Kommen zur falschen Ration weitere Risikofaktoren wie bewegungsarme Haltung oder oxidativer beziehungsweise nitrosativer Stress hinzu, kann die subklinische Ketose in eine klinische übergehen. Sie erkennt man an folgenden Merkmalen:

  • drastisches Abfallen der Futteraufnahme und damit eine unzureichende ­Versorgung mit Energie, Nährstoffen, Mineralstoffen und Vitaminen,
  • erhöhter Fettgehalt in der Milch (im Allgemeinen über 5 Prozent),
  • Anstieg der somatischen Zellen und der Mastitisrate,
  • gehäuft auftretende Labmagenverlagerungen,
  • zunehmende Lahmheiten,
  • gestörter Zeitraum um die Geburt (Puerperium) und gestörte Fruchtbarkeit,
  • möglicherweise auch Gebärparese.

Wie kann ich eine Ketose bei Kühen verhindern?

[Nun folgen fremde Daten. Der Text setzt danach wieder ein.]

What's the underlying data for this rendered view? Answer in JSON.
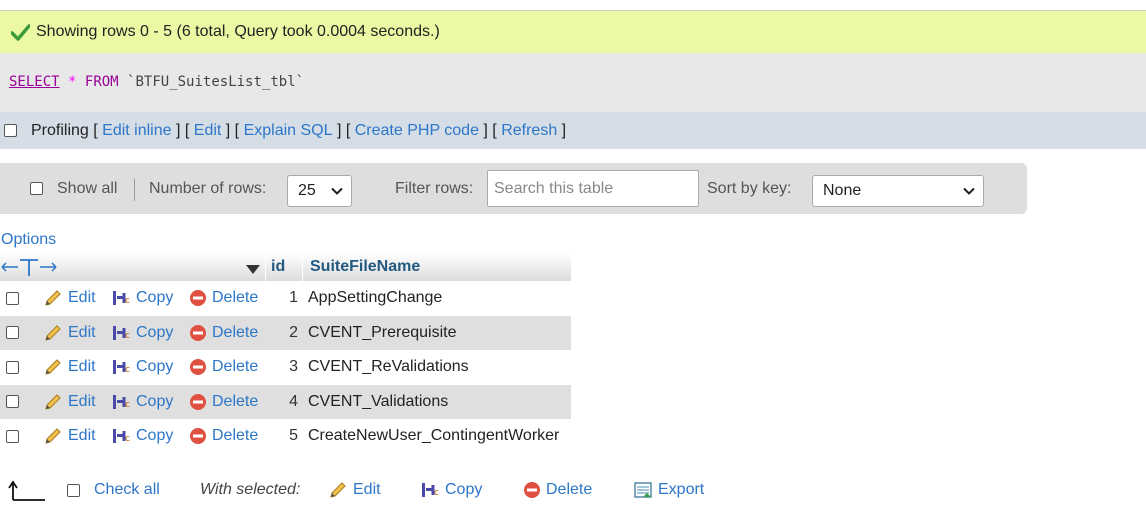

Um subklinische und klinische Belastungen zu vermeiden, ist die Ration der Tiere im geburtsnahen Zeitraum entsprechend zu gestalten. Das heißt:

  • hohe Futteraufnahmen ermöglichen: Hochträchtige Kühe mit 650 bis 700 kg Lebendmasse sollten über 13 kg Trockensubstanz (TS) je Tier und Tag aufnehmen. Nach dem Kalben bis zum 60. Tag sind mindestens 20 kg TS je Tier und Tag anzustreben.
  • hochwertiges Futter anbieten: Trockenstehende und Kühe nach dem Kalben erhalten nur die besten Silagen.
  • für ausreichende Strukturwirksamkeit in der Ration sorgen: 2.800 g strukturwirksame Rohfaser beziehungsweise 3.000 g strukturwirksame saure Detergenzienfaser (ADF) je Tier und Tag,
  • die Bedarfsnormen auf Grundlage einer sachgemäß kalkulierten Ration mit aktuellen Attesten für die Silagen einhalten,
  • den Bedarf an Energie nicht als Energiekonzentration angeben (zum Beispiel 5,8 MJ NEL je kg TS). Hier wird die unterschiedliche Futteraufnahme nicht berücksichtigt. Daher ist es besser, mit Bedarfsangaben je Tier und Tag zu kalkulieren: von der sechsten bis zur vierten Woche vor dem Kalben: über 70 MJ NEL je Tier und Tag, ab der dritten Woche vor dem Kalben: über 75 MJ NEL je Tier und Tag und bis etwa zum 60. Tag nach dem Kalben 150 MJ NEL je Tier und Tag (abhängig von der Einsatzleistung). Die Werte gelten für 650 kg schwere Tiere. Je 50 kg Lebendmasseveränderung sind plus/minus 5 MJ NEL je Tier und Tag nötig.
  • die Gabe von pansengeschütztem Fett ist bei trockenstehenden Kühen nicht zu empfehlen. Bis mindestens zum 60. Tag nach dem Kalben sollte man auf den Einsatz aufgrund der blutzuckersenkenden beziehungsweise insulinresistenten Wirkung verzichten oder auf höchstens 200 g beschränken,
  • eine Stimulationstränke (Energietrunk) im Abkalbeprozess (Präparat in 20 l Wasser aufgelöst) hat sich bewährt und wird in der Mehrzahl der Betriebe angewandt.